本人は動き回りたいけどベッドからは降りられない。唯一、一緒に楽しめる方法として何冊もの絵本を転落防止の柵付きベッドに持ち込んで過ごしました。娘が特にお気に入りだったのがわらべうたの絵本で、ひたすらその本ばかり指定してくるので、言われるままに本を開いてうたった記憶があります。
後で聞いたところ付き添いを交代していた夫も全く同じ状況だったようで、今では「あのわらべうた合宿」といえばその時の入院のことだと話が通じるようになっています。
あの時は、わらべうたのあまり個人の感情が入らない声に出してみると楽しい言葉やリズムに救われていたような気がしています。
わらべうたが育むさまざまなこと
わらべうたや手遊びうたは大人の私たちも知っているものが多く、「ちいさい頃うたったな」と懐かしくなるものがたくさんあるかもしれません。
『歌声は贈りもの こどもと歌う春夏秋冬』(福音館書店)という白井明大さんの本は、立春から始まる二十四節気にそって、このわらべうたや童謡が紹介されています。「なるほど、季節が巡る度に行事や自然の情景をわらべうたにのせてうたっているんだな」「これは文化の継承や自然を感じる心を自分の記憶とリンクさせながら育んでいるということかもしれないな」と感じながら読みました。日常の中での大それたことのない、道具も必要のない遊びの中でです。

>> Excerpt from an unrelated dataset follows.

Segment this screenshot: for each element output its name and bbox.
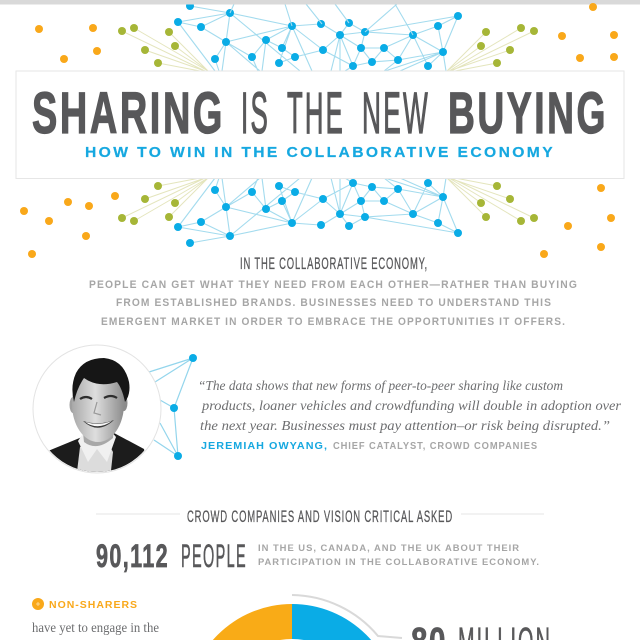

世の中の状況が様変わりしていても、しっかりと続いていること
2021年のお正月はコロナ禍で、例年とは違ったお正月になった方が多いのではないでしょうか。我が家も正月の実家帰省はなく、自宅でおせち(ほぼ買ったものを詰めただけ)を囲みました。「無理をしない」を決め込んでいたのもあってか、日常の延長線にあるハレの日で、「ささやかな」という言葉がぴったりの元旦でしたが、それでもお正月らしいことをしたからか、静かに気持ちが引き締まる感じを覚えました。
世の中の状況が様変わりしていても、世界中でその土地の文化は粛々と続いているんだなとも思ったりします。
なかなか思うようにはいかない世の中だけど、わらべうたみたいな小さな日常にのって文化や暮らしが続いている、と認識することで、なんとなく気持ちが軽くなったりしています。
大きな声で歌うのは今のご時世NGかもしれないけれど、わらべうたは力を抜いて口ずさむくらいがちょうどいい気がしています。声に出してみるとリズミカルで楽しめます。
季節を感じるのにいかがでしょうか。